I asked five original team members for some insight, Coen Neessen (Lead Game Design), El Drijver (Lead Game Design), Matthew Florianz (Audio Director), Michael Wolf Visser (Lead Quest and Content Designer) and Vincent Leeuw (Lead Content).

"...we were really keen on making the combat more action oriented and closer to an FPS rather then traditional MMORPGs"

First I wondered if the goal was to make a combat game within an amazing setting, or to make a piece of art with combat included? "We wanted to break away from the over used vanilla fantasy setting," said Coen, "and we were really keen on making the combat more action oriented and closer to an FPS rather than traditional MMORPGs." This system was also designed to reward a player's skill rather than invested time. And the art went hand-in-hand with the unusual combat. The "organic, dark fantasy, cloak and dagger style worked out great," said El. I never thought of it that way, but that really describes the game well.

Sound can be just as important as the visuals, and Spellborn has some of the most moody, immersive sounds you'll ever hear. To give Spellborn a completely unique twist, pre-recorded sounds were always filtered and many layers usually made up a typical sound or soundtrack. Monsters and mobs were often voiced by members of the team, like the big brute below (voiced by Paul Kuijer):

Matthew provided some detail. "Good sound and music transforms your surroundings where bad sound will give the impression you are in a dry recording studio. To address the linearity of music and to fit it to the randomness of game play, many games will switch between a slow or a fast track depending on whether the player is exploring or fighting. The music for both "modes" still has to be created with an understanding for the randomness of how events unfold."

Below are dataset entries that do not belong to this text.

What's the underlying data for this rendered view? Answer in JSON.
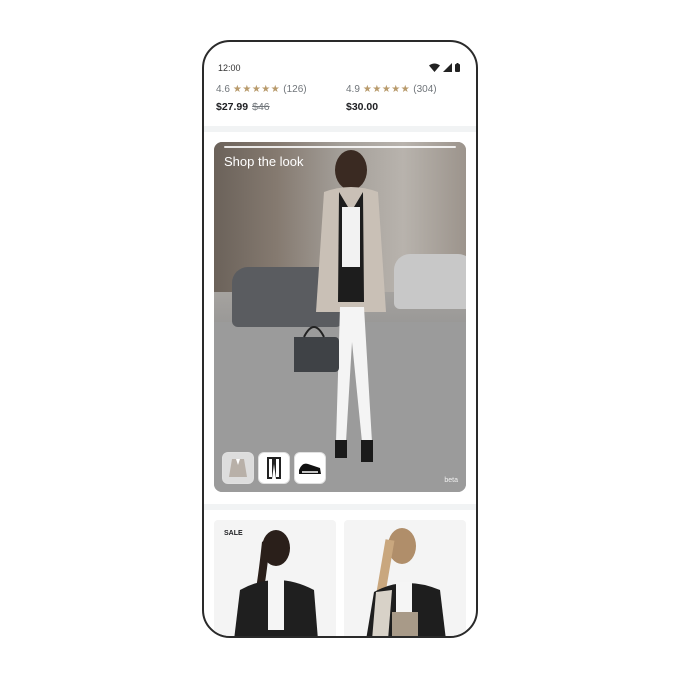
{
  "status": {
    "time": "12:00"
  },
  "products_top": [
    {
      "rating": "4.6",
      "stars": "★★★★★",
      "reviews": "(126)",
      "price": "$27.99",
      "old_price": "$46"
    },
    {
      "rating": "4.9",
      "stars": "★★★★★",
      "reviews": "(304)",
      "price": "$30.00"
    }
  ],
  "shop_the_look": {
    "title": "Shop the look",
    "beta_label": "beta"
  },
  "products_bottom": [
    {
      "badge": "SALE"
    },
    {
      "badge": ""
    }
  ]
}
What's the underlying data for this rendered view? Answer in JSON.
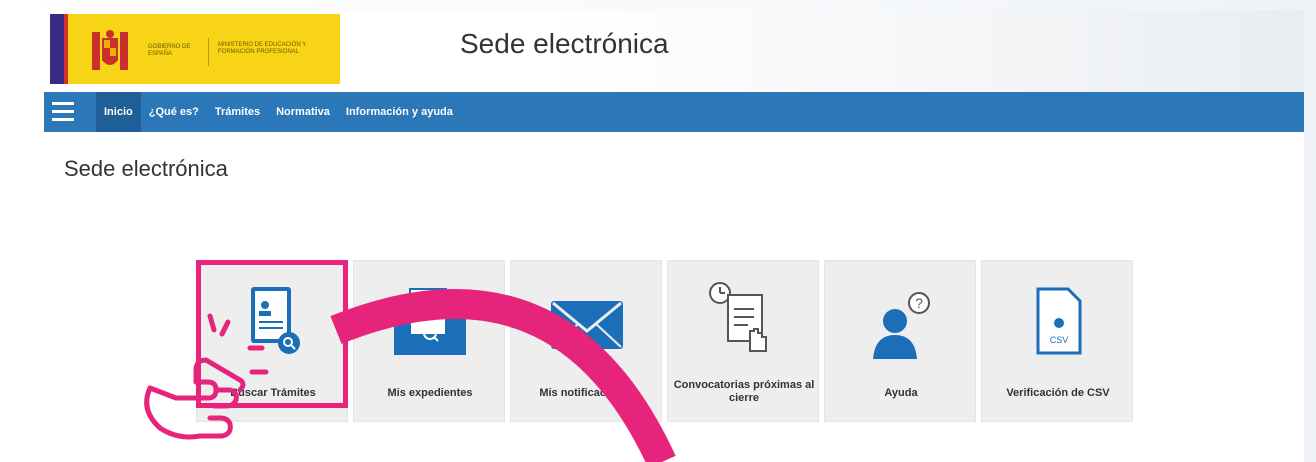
{
  "header": {
    "logo_line1": "GOBIERNO DE ESPAÑA",
    "logo_line2": "MINISTERIO DE EDUCACIÓN Y FORMACIÓN PROFESIONAL",
    "site_title": "Sede electrónica"
  },
  "nav": {
    "items": [
      {
        "label": "Inicio"
      },
      {
        "label": "¿Qué es?"
      },
      {
        "label": "Trámites"
      },
      {
        "label": "Normativa"
      },
      {
        "label": "Información y ayuda"
      }
    ]
  },
  "main": {
    "page_title": "Sede electrónica",
    "tiles": [
      {
        "label": "Buscar Trámites"
      },
      {
        "label": "Mis expedientes"
      },
      {
        "label": "Mis notificaciones"
      },
      {
        "label": "Convocatorias próximas al cierre"
      },
      {
        "label": "Ayuda"
      },
      {
        "label": "Verificación de CSV"
      }
    ],
    "csv_icon_text": "CSV"
  },
  "colors": {
    "nav_blue": "#2c77b8",
    "nav_active": "#1f5f97",
    "logo_yellow": "#f8d416",
    "icon_blue": "#1a6fb8",
    "highlight_pink": "#e6247b"
  }
}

The team at Spellborn wasn't tiny, hovering around 50 people, but when faced with issues like losing talent to natural turnover, the team faced many problems that might not have affected a much larger team. "There are pros and cons to both large teams and small teams." says Coen. "We definitely could have used more people to get all the content into the game, but working with this slightly understaffed team was nothing short of awesome." Vince gave further detail: "A smaller team gets you to the people you need a bit quicker. At the same time you do miss a lot of "brute force," so in the end you always have to scale down ideas and designs. That said, I think we did some amazing things with such a small team." It sounds like they were a tight bunch.